Kafesinin önündeki tabelaya bir hayvanı tanıtır gibi şunlar yazılmıştı.

The sign in front of its cage read the following as if introducing an animal.

Afrika pigmesi.

African pygmy.

Ota Benga.

Ota Benga.

Yaş 23.

Age 23.

Boy 1.49 metre.

Height is 1.49 meters.

Ağırlık.

Weight.

46 kilogram.

46 kilograms.

Kasayı Nehri,

Kasayı River,

Kongo Özgür Devleti,

Congo Free State,

Güney Orta Afrika'dan,

From Central Africa,

Dr. Samuel ve Werner tarafından getirildi.

Brought by Dr. Samuel and Werner.

Eylül boyunca her öğleden sonra sergilenecektir.

It will be exhibited every afternoon throughout September.

Ota Benga,

Ota Benga,

burada maymunları kucaklayıp oynamaya ve orangutanlarla güreşmeye zorlanıyordu.

He was being forced to cuddle monkeys and play, and to wrestle with orangutans here.

Kısa sürede ziyaretçi rekoru kıran Hayvanat Bahçesi yönetimi,

The management of the Zoo, which broke the visitor record in a short period,

diğer taraftan insan hakları ve savunucularının artan baskılarına dayanamadı.

On the other hand, he could not withstand the increasing pressures from human rights and defenders.

Ve Ota Benga'yı bir süre sonra serbest bıraktı.

And he released Ota Benga after a while.

Serbest kalınca İngilizce öğrenip bir tütün fabrikasını,

When released, I will learn English and a tobacco factory,

arasında iş bulan Ota Benga fiziksel olarak serbest olsa da zihninden yaşadıklarını atamadı.

Although Ota Benga found work in between, he could not shake off what he had experienced from his mind, even though he was physically free.

Ve 1916'da kalbine ateş ederek intihar etti.

And in 1916, he committed suicide by shooting himself in the heart.

Zulüm bu olaydan sonra da yıllarca devam etti.

Persecution continued for years after this event.

İkinci Dünya Savaşı'ndan sonra Avrupa'da insanat bahçeleri azaldı.

After World War II, human zoos decreased in Europe.

Kalan son insanat bahçesi de 1958 yılında Belçika'da kapandı.

The last remaining human art garden also closed in Belgium in 1958.

İstiklal Marşımızın yazarı Sayın Mehmet Akif Ersoy'un bir dörtlüğünü okumak istiyorum.

I would like to read a stanza from our National Anthem's author, Mr. Mehmet Akif Ersoy.

Garbın afakını sarmışsa çelik zırhlı duvar.

If the horizons of the West are surrounded by a steel armored wall.

Benim iman doluyum.

I am full of faith.

Doğulu göğsüm gibi sarhattim var.

I have a frontier like my eastern chest.

Ulusun, korkma, nasıl böyle bir imanı buar.
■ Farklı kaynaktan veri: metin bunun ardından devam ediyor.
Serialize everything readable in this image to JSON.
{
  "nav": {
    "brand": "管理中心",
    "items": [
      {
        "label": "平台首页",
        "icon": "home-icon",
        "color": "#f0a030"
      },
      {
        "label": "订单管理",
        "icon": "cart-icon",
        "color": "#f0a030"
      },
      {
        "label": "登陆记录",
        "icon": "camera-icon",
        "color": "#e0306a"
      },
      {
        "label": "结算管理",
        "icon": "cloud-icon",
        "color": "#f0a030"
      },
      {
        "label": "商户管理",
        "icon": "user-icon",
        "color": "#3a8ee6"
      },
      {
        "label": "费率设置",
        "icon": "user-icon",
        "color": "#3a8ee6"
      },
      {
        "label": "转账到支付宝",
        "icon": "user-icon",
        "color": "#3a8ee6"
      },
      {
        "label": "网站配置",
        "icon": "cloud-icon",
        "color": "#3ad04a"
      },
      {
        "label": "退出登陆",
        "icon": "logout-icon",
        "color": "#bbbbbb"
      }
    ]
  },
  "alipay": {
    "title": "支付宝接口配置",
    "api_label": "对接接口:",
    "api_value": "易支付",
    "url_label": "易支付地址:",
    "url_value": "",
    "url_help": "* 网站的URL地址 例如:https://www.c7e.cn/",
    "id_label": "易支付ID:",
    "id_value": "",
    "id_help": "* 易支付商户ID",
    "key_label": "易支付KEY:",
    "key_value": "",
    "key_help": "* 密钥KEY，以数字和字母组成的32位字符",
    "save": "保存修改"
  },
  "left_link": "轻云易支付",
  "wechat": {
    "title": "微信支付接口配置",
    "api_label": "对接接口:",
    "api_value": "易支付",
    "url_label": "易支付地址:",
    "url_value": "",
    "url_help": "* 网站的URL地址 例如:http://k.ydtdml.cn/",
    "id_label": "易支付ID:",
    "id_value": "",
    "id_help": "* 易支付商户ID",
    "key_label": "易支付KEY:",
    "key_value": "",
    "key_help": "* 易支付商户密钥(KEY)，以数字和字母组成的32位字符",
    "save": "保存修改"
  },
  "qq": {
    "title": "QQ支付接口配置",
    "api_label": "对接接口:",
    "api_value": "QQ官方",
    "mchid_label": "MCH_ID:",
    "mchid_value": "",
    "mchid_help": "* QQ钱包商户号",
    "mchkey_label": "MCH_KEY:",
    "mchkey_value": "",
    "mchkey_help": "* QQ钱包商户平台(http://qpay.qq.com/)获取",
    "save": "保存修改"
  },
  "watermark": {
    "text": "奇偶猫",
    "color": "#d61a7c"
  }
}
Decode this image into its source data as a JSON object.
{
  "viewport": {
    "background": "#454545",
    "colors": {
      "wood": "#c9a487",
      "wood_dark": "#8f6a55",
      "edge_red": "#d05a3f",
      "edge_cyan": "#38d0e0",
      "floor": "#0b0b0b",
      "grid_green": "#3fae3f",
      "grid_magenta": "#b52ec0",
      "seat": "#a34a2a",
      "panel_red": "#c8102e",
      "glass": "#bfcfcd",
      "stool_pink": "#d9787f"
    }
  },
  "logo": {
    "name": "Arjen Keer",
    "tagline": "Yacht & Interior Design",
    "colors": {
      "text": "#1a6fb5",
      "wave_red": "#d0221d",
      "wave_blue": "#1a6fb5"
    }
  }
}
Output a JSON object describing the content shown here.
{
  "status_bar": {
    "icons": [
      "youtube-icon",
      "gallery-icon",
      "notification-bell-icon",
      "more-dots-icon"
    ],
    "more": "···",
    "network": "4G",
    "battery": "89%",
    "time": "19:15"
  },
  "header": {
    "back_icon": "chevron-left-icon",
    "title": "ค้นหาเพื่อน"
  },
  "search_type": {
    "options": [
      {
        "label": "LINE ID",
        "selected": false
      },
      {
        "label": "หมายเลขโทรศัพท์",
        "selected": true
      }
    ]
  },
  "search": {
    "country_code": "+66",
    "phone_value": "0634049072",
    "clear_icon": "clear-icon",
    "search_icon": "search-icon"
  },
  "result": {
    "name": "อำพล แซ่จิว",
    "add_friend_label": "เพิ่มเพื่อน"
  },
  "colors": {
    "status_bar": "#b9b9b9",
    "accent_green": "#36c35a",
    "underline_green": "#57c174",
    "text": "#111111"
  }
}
"Don't be afraid, your nation has such faith."

Medeniyet dediğin tek dişi kalmış canavar.

Civilization is a one-toothed monster, they say.

Ben Enes Aslanlı.

I am Enes Aslanlı.

Dinlediğiniz için teşekkürler.

Thank you for listening.

Görüşmek üzere.

See you soon.

Continue listening and achieve fluency faster with podcasts and the latest language learning research.